My therapy still goes on. I haven't had any individual sessions in some time (I think I need to schedule one), yet the group of women that I meet with twice a month empower me even more. I can actually begin to call this group of women a group of friends. And the best thing about is that we all have so much in common. We appreciate honesty, truthfulness, and openness-most of which we never got with our marriages. None of us want to play any games. I will be hosting the first of our summer meetings and am so looking forward to it.

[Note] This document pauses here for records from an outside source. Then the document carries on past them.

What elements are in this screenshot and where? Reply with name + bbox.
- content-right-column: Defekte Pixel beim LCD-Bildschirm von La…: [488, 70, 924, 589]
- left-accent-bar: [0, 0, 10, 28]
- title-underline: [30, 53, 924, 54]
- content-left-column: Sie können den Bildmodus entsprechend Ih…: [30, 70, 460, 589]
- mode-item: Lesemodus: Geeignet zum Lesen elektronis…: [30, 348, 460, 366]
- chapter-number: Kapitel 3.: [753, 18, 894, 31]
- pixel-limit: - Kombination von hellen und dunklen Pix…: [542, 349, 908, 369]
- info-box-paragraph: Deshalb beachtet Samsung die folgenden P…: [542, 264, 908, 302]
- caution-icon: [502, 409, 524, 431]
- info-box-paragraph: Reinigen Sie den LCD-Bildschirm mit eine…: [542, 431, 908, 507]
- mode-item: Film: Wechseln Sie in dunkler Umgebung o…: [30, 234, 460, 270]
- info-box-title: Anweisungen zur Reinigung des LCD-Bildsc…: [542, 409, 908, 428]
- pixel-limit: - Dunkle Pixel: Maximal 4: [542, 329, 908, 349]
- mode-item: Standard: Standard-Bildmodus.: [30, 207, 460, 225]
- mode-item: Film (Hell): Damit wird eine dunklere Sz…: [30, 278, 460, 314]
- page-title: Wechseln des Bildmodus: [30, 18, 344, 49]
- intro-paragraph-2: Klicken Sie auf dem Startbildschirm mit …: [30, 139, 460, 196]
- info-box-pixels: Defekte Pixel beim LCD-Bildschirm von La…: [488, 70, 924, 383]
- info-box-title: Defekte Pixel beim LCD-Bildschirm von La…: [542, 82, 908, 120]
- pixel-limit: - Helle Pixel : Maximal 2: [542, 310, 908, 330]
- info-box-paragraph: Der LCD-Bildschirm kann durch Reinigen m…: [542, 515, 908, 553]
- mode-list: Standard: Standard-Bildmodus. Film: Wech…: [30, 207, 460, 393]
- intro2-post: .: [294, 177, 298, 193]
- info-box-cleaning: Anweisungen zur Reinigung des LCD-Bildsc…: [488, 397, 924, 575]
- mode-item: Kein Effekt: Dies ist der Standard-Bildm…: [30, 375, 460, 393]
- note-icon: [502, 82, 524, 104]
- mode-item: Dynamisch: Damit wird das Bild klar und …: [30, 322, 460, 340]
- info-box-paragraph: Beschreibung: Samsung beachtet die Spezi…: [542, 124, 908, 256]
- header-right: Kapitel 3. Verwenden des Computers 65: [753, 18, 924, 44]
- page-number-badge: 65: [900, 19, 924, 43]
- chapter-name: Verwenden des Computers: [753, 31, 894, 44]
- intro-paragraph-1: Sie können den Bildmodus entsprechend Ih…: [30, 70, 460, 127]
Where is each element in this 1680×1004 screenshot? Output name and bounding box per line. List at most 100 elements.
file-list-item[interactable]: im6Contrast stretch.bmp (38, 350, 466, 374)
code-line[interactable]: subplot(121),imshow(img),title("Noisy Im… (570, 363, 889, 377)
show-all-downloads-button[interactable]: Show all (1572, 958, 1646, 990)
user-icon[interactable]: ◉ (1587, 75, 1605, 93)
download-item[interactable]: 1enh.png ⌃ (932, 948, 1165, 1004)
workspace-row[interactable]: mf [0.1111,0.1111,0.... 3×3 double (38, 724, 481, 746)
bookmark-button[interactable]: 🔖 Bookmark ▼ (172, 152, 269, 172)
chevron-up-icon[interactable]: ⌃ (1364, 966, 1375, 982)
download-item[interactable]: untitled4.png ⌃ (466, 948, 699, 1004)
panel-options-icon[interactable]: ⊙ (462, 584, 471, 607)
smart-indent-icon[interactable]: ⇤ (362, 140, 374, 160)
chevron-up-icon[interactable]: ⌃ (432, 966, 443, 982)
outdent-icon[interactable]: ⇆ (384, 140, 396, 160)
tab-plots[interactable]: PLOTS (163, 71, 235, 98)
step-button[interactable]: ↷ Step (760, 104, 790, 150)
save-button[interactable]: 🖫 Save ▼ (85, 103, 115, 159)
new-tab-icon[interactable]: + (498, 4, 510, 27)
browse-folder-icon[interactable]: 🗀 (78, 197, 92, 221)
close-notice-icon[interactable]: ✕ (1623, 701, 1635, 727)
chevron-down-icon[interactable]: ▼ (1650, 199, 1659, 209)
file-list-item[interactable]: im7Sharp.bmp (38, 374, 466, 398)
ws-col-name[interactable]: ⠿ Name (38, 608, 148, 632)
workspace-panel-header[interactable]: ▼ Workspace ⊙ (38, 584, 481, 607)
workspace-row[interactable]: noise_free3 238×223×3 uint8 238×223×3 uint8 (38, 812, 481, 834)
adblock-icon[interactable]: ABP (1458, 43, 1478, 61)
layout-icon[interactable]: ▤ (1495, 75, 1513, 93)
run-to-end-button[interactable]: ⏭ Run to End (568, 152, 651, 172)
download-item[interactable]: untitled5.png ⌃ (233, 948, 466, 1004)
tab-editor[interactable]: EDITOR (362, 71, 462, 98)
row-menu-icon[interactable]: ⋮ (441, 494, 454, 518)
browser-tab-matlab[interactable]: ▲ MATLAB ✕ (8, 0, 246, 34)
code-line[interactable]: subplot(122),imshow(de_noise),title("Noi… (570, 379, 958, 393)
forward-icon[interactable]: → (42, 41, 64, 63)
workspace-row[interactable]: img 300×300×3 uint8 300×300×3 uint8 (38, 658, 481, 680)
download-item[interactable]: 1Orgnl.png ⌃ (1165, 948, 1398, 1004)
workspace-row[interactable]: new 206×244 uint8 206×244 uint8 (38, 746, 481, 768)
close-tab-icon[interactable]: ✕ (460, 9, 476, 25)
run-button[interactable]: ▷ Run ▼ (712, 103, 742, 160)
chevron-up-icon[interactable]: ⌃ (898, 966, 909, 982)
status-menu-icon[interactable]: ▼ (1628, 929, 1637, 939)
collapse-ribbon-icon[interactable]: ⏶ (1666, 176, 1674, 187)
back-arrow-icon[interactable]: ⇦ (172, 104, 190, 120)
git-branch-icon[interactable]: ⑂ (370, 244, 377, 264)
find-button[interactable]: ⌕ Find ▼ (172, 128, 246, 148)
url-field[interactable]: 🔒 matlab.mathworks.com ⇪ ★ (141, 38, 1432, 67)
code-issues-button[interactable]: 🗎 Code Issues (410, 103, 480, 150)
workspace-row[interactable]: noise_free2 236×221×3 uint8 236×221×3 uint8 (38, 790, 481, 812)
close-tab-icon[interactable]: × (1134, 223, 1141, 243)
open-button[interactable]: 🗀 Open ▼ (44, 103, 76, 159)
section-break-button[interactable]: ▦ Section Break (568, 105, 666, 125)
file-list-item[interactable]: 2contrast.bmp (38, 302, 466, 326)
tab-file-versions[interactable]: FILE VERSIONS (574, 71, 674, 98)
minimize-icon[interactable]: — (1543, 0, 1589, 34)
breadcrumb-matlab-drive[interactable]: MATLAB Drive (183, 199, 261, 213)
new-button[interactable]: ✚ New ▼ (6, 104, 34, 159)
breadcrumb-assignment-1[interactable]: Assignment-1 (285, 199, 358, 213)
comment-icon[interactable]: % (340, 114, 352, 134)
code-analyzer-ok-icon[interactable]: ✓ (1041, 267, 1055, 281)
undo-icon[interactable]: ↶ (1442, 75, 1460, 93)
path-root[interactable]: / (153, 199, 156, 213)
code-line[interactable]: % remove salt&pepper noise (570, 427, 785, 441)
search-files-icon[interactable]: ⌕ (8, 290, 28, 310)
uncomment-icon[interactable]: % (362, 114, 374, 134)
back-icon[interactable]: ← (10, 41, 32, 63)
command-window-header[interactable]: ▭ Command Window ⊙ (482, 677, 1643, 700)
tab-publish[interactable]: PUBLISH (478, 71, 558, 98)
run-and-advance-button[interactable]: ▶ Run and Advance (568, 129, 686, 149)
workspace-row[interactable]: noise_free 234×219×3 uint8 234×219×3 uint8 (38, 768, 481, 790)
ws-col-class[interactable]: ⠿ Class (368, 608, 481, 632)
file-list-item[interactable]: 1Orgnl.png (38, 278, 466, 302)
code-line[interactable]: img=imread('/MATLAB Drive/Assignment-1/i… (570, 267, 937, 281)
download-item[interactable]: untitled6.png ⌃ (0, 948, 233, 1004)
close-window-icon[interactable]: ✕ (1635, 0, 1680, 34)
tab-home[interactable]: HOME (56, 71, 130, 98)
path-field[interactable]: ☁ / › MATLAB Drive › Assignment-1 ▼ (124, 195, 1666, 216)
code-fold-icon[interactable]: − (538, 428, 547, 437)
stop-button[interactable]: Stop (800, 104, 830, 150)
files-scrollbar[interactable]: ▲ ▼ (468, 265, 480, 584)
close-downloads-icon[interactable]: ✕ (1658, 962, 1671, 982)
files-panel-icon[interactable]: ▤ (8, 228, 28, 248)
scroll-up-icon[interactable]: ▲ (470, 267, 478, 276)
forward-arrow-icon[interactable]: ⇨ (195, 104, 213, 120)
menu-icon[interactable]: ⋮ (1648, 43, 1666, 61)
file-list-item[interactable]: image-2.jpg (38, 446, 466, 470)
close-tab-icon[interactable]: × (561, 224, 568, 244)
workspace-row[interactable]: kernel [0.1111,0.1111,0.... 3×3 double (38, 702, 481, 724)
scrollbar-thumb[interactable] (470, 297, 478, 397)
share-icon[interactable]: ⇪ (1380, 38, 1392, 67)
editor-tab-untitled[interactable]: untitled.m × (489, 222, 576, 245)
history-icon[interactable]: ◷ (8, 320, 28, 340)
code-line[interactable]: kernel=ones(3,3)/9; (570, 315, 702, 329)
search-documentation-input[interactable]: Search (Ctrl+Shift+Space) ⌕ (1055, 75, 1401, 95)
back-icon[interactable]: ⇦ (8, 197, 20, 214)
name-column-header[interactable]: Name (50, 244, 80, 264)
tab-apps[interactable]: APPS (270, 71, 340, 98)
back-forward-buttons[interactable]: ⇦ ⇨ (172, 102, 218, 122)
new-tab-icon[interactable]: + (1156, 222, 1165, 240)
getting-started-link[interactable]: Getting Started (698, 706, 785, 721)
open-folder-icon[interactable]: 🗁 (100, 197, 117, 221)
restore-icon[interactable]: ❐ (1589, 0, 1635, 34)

I must admit, my divorce definitely took a toll on me. The guilt, oh it is so hard to just go away. There are days when it just kills me inside. I can honestly say that almost one year later I am starting to feel renewed. I feel like me again. It takes an experience of any sort of stress in our lives to make changes. My mother's words of advice/wisdom after all these years is now starting to make sense. I have never felt stronger in my life.
I scrapbook for a hobby. I exercise. I eat my favorite foods. I have a drink every now and then. I blog. I budget my money. I am still the same person I was before all of this happened. I am stronger now, I see red flags sooner, I refuse to be manipulated.